江言鼻翼微动,手一顿。

    他搂着温轻的腰,低声道:“猛猛,你身上又甜又香。”

    “有些狗的鼻子可是很灵的。”

    “就算看不到脸,也能闻出来。”

    温轻身体一僵,刚想问那我们要跑吗?

    第一个字还没有说出来,腰间便多了一双手,直接把他抱了起来。

    温轻压住嘴里的惊呼,被江言抱着走进一旁的巷子里。

    江言搂住他的腰,将他抵在墙上,右脚自然地抵在他双腿之间。

    温轻还没有反应过来,紧接着,脸颊被捧了起来。

    他睁大眼睛,只见江言挡在他身前,眉眼弯弯地望着他,扬声道:“猛猛,亲一口。”
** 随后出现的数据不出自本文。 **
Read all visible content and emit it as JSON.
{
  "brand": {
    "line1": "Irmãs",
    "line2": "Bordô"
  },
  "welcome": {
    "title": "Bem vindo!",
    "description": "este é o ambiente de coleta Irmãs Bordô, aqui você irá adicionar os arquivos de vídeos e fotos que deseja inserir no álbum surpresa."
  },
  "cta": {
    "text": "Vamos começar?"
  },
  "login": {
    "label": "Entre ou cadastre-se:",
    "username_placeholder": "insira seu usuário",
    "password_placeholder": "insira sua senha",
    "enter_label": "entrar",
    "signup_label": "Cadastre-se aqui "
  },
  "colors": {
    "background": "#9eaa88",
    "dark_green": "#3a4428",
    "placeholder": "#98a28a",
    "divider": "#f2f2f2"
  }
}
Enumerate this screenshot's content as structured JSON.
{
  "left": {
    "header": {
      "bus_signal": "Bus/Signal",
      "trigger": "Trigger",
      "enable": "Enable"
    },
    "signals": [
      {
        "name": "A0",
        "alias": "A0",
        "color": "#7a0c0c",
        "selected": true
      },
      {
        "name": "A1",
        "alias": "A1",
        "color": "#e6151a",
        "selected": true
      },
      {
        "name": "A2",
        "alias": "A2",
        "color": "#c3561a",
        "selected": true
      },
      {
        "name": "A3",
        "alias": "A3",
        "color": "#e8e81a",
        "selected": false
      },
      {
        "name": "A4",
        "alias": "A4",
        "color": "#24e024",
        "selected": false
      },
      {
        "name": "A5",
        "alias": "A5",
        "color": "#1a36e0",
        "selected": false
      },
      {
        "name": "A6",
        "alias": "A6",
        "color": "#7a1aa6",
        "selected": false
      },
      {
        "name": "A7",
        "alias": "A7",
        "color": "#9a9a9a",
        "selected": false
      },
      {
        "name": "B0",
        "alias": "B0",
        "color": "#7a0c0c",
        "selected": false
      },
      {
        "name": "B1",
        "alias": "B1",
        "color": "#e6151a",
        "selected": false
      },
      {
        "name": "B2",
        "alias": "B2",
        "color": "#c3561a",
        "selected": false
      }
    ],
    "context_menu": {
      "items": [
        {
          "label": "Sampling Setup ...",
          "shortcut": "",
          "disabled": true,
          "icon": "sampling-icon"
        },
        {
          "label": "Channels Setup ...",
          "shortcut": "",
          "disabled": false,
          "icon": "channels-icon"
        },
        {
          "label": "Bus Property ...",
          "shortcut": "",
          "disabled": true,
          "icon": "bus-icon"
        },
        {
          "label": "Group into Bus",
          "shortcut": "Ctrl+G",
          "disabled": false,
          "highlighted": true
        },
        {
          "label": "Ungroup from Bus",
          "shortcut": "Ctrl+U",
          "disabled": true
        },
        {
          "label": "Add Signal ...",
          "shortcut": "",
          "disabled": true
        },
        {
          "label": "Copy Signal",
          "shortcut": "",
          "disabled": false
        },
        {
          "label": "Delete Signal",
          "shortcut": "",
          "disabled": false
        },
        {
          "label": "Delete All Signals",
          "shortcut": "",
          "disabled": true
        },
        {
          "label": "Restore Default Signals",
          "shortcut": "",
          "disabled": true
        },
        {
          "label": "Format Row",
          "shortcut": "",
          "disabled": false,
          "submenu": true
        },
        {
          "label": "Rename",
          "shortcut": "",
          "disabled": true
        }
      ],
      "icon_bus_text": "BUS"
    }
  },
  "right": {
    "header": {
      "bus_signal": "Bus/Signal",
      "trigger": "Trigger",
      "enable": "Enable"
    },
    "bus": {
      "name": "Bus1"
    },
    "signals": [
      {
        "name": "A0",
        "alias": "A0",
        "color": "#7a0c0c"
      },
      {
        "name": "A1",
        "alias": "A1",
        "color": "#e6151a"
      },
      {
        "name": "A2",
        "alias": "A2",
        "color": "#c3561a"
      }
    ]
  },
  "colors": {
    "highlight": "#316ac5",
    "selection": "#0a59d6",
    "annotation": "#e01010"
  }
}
    说完,江言低下头,鼻尖抵着温轻的鼻尖,轻轻地蹭了蹭。

    温轻本以为亲一口的话说给周州和奥兹听的,没料到下一秒,江言偏了偏头,隔着口罩吻了上来。。

    温轻呼吸一顿,扯着江言的衣袖没有挣扎。

    江言垂着眸子,凝视着他氤氲着水汽的眸子,喉头动了动。

    出乎意料地乖。

    他张嘴,隔着口罩含住温轻的唇瓣,又软又嫩,香味把口罩都沁香了。

    江言屈了屈手指,指尖摸索着温轻的脸颊。

    口罩不是一次性的,是纯棉的,他没有摘下温轻的口罩,而是隔着薄薄的布料,轻轻地咬了口柔软的唇肉。

    “唔……”

    江言含着温轻的下唇,感受到温轻张开了嘴

    他可以想象出温轻嘴唇肿成,微微张嘴,露出一点舌尖的模样。

    江言眸色深了两分,舌头抵在温轻的唇瓣上,隔着口罩,触碰到了对方温热的舌尖,又湿又热。

    温轻没有料到他会咬自己,更没想到江言会伸舌头。

    他差点就叫出声了,瞥见巷口的一抹衣角后,温轻连忙闭上嘴,只从喉间发出低低的声音。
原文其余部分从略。